Mohammad Sidique Khan, 30, Shehzad Tanweer, 22, and Germaine Lindsay, 19, detonated bombs on three Tube trains and Hasib Hussain, 18, attacked a bus.
Thursday's arrests are the first major ones since the attacks.
Two of the arrested men are at Paddington Green police station, central London, and the third is believed to be on his way there.
They will be interviewed by officers from the Metropolitan Police's Counter Terrorism Command.
Police are searching five homes in the Beeston area of Leeds
Searches are being carried out at five houses in the Beeston area of Leeds, West Yorkshire Police said.
The addresses are in Cardinal Road, Colwyn Road, Firth Mount, Tempest Road, and Rowland Place.
Home Secretary John Reid said the arrests were part of an "ongoing operation" into the events of 7 July.
He said: "The police will put all the appropriate information into the public domain."
Mr Reid added that it was important to avoid speculation.
Tanweer and Hussain had both been living in Beeston when the attacks were carried out and Khan grew up in Beeston.
Tanweer lived in Colwyn Road with his parents.
A flat and a separate business premises are also being searched in east London.
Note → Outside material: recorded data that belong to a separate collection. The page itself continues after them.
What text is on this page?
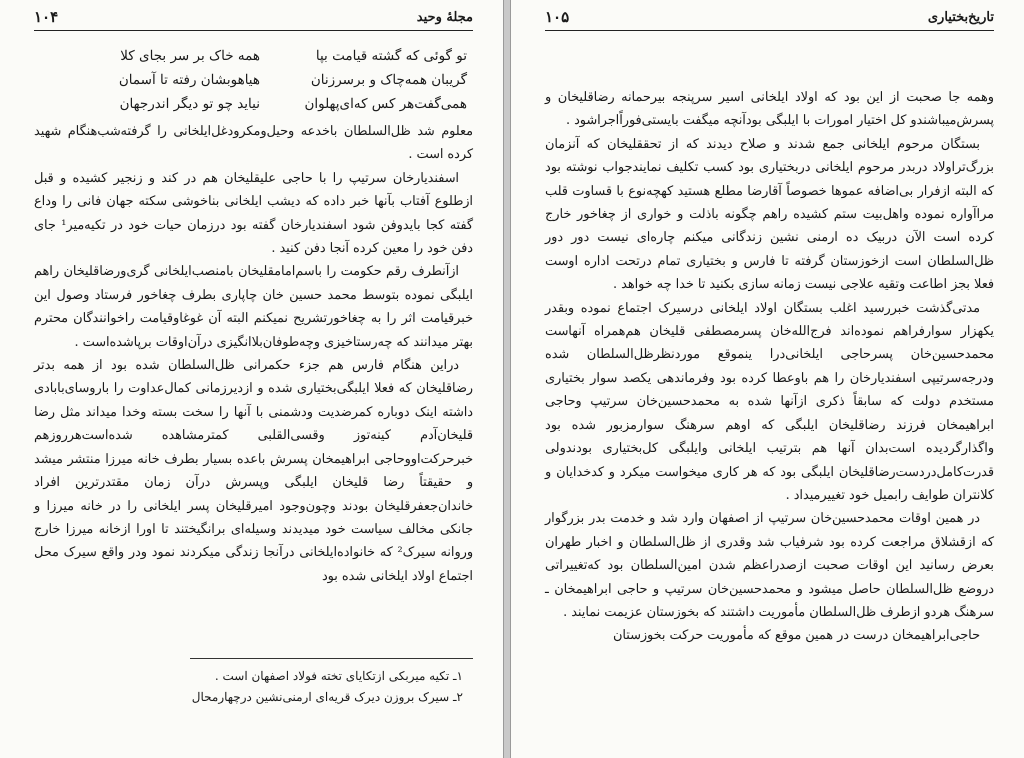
مجلهٔ وحید
۱۰۴
تو گوئی که گشته قیامت بپا
همه خاک بر سر بجای کلا
گریبان همه‌چاک و برسرزنان
هیاهوبشان رفته تا آسمان
همی‌گفت‌هر کس که‌ای‌پهلوان
نیاید چو تو دیگر اندرجهان

معلوم شد ظل‌السلطان باخدعه وحیل‌ومکرودغل‌ایلخانی را گرفته‌شب‌هنگام شهید کرده است .

اسفندیارخان سرتیپ را با حاجی علیقلیخان هم در کند و زنجیر کشیده و قبل ازطلوع آفتاب بآنها خبر داده که دیشب ایلخانی بناخوشی سکته جهان فانی را وداع گفته کجا بایدوفن شود اسفندیارخان گفته بود درزمان حیات خود در تکیه‌میر¹ جای دفن خود را معین کرده آنجا دفن کنید .

ازآنطرف رقم حکومت را باسم‌امامقلیخان بامنصب‌ایلخانی گری‌ورضاقلیخان راهم ایلبگی نموده بتوسط محمد حسین خان چاپاری بطرف چغاخور فرستاد وصول این خبرقیامت اثر را به چغاخورتشریح نمیکنم البته آن غوغاوقیامت راخوانندگان محترم بهتر میدانند که چه‌رستاخیزی وچه‌طوفان‌بلاانگیزی درآن‌اوقات برپاشده‌است .

دراین هنگام فارس هم جزء حکمرانی ظل‌السلطان شده بود از همه بدتر رضاقلیخان که فعلا ایلبگی‌بختیاری شده و ازدیرزمانی کمال‌عداوت را باروسای‌بابادی داشته اینک دوباره کمرضدیت ودشمنی با آنها را سخت بسته وخدا میداند مثل رضا قلیخان‌آدم کینه‌توز وقسی‌القلبی کمترمشاهده شده‌است‌هرروزهم خبرحرکت‌اووحاجی ابراهیمخان پسرش باعده بسیار بطرف خانه میرزا منتشر میشد و حقیقتاً رضا قلیخان ایلبگی وپسرش درآن زمان مقتدرترین افراد خاندان‌جعفرقلیخان بودند وچون‌وجود امیرقلیخان پسر ایلخانی را در خانه میرزا و جانکی مخالف سیاست خود میدیدند وسیله‌ای برانگیختند تا اورا ازخانه میرزا خارج وروانه سیرک² که خانواده‌ایلخانی درآنجا زندگی میکردند نمود ودر واقع سیرک محل اجتماع اولاد ایلخانی شده بود

۱ـ تکیه میربکی ازتکایای تخته فولاد اصفهان است .
۲ـ سیرک بروزن دیرک قریه‌ای ارمنی‌نشین درچهارمحال
تاریخ‌بختیاری
۱۰۵

وهمه جا صحبت از این بود که اولاد ایلخانی اسیر سرپنجه بیرحمانه رضاقلیخان و پسرش‌میباشندو کل اختیار امورات با ایلبگی بودآنچه میگفت بایستی‌فوراًاجراشود .

بستگان مرحوم ایلخانی جمع شدند و صلاح دیدند که از تحققلیخان که آنزمان بزرگ‌تراولاد دربدر مرحوم ایلخانی دربختیاری بود کسب تکلیف نمایندجواب نوشته بود که البته ازفرار بی‌اضافه عموها خصوصاً آقارضا مطلع هستید کهچه‌نوع با قساوت قلب مراآواره نموده واهل‌بیت ستم کشیده راهم چگونه باذلت و خواری از چغاخور خارج کرده است الآن دربیک ده ارمنی نشین زندگانی میکنم چاره‌ای نیست دور دور ظل‌السلطان است ازخوزستان گرفته تا فارس و بختیاری تمام درتحت اداره اوست فعلا بجز اطاعت وتقیه علاجی نیست زمانه سازی بکنید تا خدا چه خواهد .

مدتی‌گذشت خبررسید اغلب بستگان اولاد ایلخانی درسیرک اجتماع نموده وبقدر یکهزار سوارفراهم نموده‌اند فرج‌الله‌خان پسرمصطفی قلیخان هم‌همراه آنهاست محمدحسین‌خان پسرحاجی ایلخانی‌درا ینموقع موردنظرظل‌السلطان شده ودرجه‌سرتیپی اسفندیارخان را هم باوعطا کرده بود وفرماندهی یکصد سوار بختیاری مستخدم دولت که سابقاً ذکری ازآنها شده به محمدحسین‌خان سرتیپ وحاجی ابراهیمخان فرزند رضاقلیخان ایلبگی که اوهم سرهنگ سوارمزبور شده بود واگذارگردیده است‌بدان آنها هم بترتیب ایلخانی وایلبگی کل‌بختیاری بودندولی قدرت‌کامل‌دردست‌رضاقلیخان ایلبگی بود که هر کاری میخواست میکرد و کدخدایان و کلانتران طوایف رابمیل خود تغییرمیداد .

در همین اوقات محمدحسین‌خان سرتیپ از اصفهان وارد شد و خدمت بدر بزرگوار که ازقشلاق مراجعت کرده بود شرفیاب شد وقدری از ظل‌السلطان و اخبار طهران بعرض رسانید این اوقات صحبت ازصدراعظم شدن امین‌السلطان بود که‌تغییراتی دروضع ظل‌السلطان حاصل میشود و محمدحسین‌خان سرتیپ و حاجی ابراهیمخان ـ سرهنگ هردو ازطرف ظل‌السلطان مأموریت داشتند که بخوزستان عزیمت نمایند .

حاجی‌ابراهیمخان درست در همین موقع که مأموریت حرکت بخوزستان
It is understood that the business is in Whitechapel and the flat in Bromley-by-Bow.
Scotland Yard said the arrests were part of a pre-planned, intelligence-led operation and also involved the West Yorkshire Police Counter Terrorism Unit.
Ch Supt Mark Milsom, of West Yorkshire Police, said it had not been a high profile operation and unarmed officers were carrying out the searches.
'No danger to public'
He said the searches may take "some time" but they were not expecting to find firearms or bomb-making equipment.
"There's no danger, as we know it, to the public at this time," he said.
Lord Carlile QC, the independent reviewer of terrorism legislation, said: "Anybody who imagined that this had simply been treated as four lone wolves, or a pack of wolves on 7 July 2005 was very wrong."
He said a "rigorous hunt" was going on for everyone connected with the attacks and nobody involved could "lie easy in their beds".
A Scotland Yard spokesman said: "Detectives have continued to pursue many lines of inquiry both here in the UK and overseas.
"This remains a painstaking investigation with a substantial amount of information being analysed and investigated.
"As we have said previously, we are determined to follow the evidence wherever it takes us to identify any other person who may have been involved, in any way, in the terrorist attacks.
"We need to know who else, apart from the bombers, knew what they were planning. Did anyone encourage them? Did anyone help them with money, or accommodation?"